The information will appear at the top of the screen, although it will be too small to be visible from behind the wheel. You can also select the complete route overview from the top-screen bar, or the turn-by-turn street list from an icon at the bottom left of the screen. This Maps app lacks detailed lane guidance, which shows you which lane you should be in as much as a mile before your turn. 

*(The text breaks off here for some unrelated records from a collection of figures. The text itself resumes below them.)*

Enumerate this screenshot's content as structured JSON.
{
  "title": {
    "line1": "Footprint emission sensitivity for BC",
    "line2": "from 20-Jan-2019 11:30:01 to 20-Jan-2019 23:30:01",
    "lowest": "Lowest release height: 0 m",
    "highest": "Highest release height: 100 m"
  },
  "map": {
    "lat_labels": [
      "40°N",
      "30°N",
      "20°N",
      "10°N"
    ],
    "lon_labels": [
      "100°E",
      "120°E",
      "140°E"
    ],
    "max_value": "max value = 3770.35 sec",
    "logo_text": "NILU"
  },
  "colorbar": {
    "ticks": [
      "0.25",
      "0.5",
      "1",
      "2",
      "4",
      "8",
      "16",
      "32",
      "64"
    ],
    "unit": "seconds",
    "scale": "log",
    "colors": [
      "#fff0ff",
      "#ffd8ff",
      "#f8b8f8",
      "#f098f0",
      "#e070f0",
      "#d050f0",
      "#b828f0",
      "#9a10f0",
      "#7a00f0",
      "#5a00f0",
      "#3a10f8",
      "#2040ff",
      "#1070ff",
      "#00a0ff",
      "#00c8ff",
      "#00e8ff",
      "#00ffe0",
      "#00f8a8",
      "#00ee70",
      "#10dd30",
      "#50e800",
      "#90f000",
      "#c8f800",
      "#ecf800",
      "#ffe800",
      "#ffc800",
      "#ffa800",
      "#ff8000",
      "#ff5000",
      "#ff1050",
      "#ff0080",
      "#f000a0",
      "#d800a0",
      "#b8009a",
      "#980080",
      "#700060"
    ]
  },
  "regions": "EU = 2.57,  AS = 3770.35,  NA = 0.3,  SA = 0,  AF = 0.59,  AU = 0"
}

Traffic, Construction and Accident Warnings

Traffic detection and avoidance has evolved from a pricey extra in GPS systems to an expected perk. With a completely connected device such as the iPhone and technical help from TomTom, which pioneered real-time traffic avoidance, Apple had the opportunity to provide top-quality traffic features with the iPhone 5. Apple delivered in a limited way, accurately showing delays on the map and within route overviews with a dotted red line. It shows construction areas, complete with a description of what's going on if you tap on the icon, as well as accident delays and important information such as road and ramp closures.

Maps App and Other Apps

One advantage to using Apple's Maps app for turn-by-turn directions is its relatively good inter-app operability. You can exit to any other app on the phone while you're in turn-by-turn mode and a green "touch to return to navigation" bar will appear at the top of the screen. When you're in Apple's Contacts app, tap on an address to see the destination on the map, then simply touch a little car icon to switch to turn-by-turn driving directions mode. It's also easy to clear a current session to start over or to move on to other tasks, something that's not always easy with all GPS devices. 

On the Road

The Maps app issues clear, spoken directions, and the next-turn information is relatively easy to see when the iPhone is mounted on a windshield mount. It gives adequate advance notice for turns and off-ramps. You might get some brief, odd directions during re-routing that refer to the last turn, even if you're well past the road described. The app will eventually correct itself.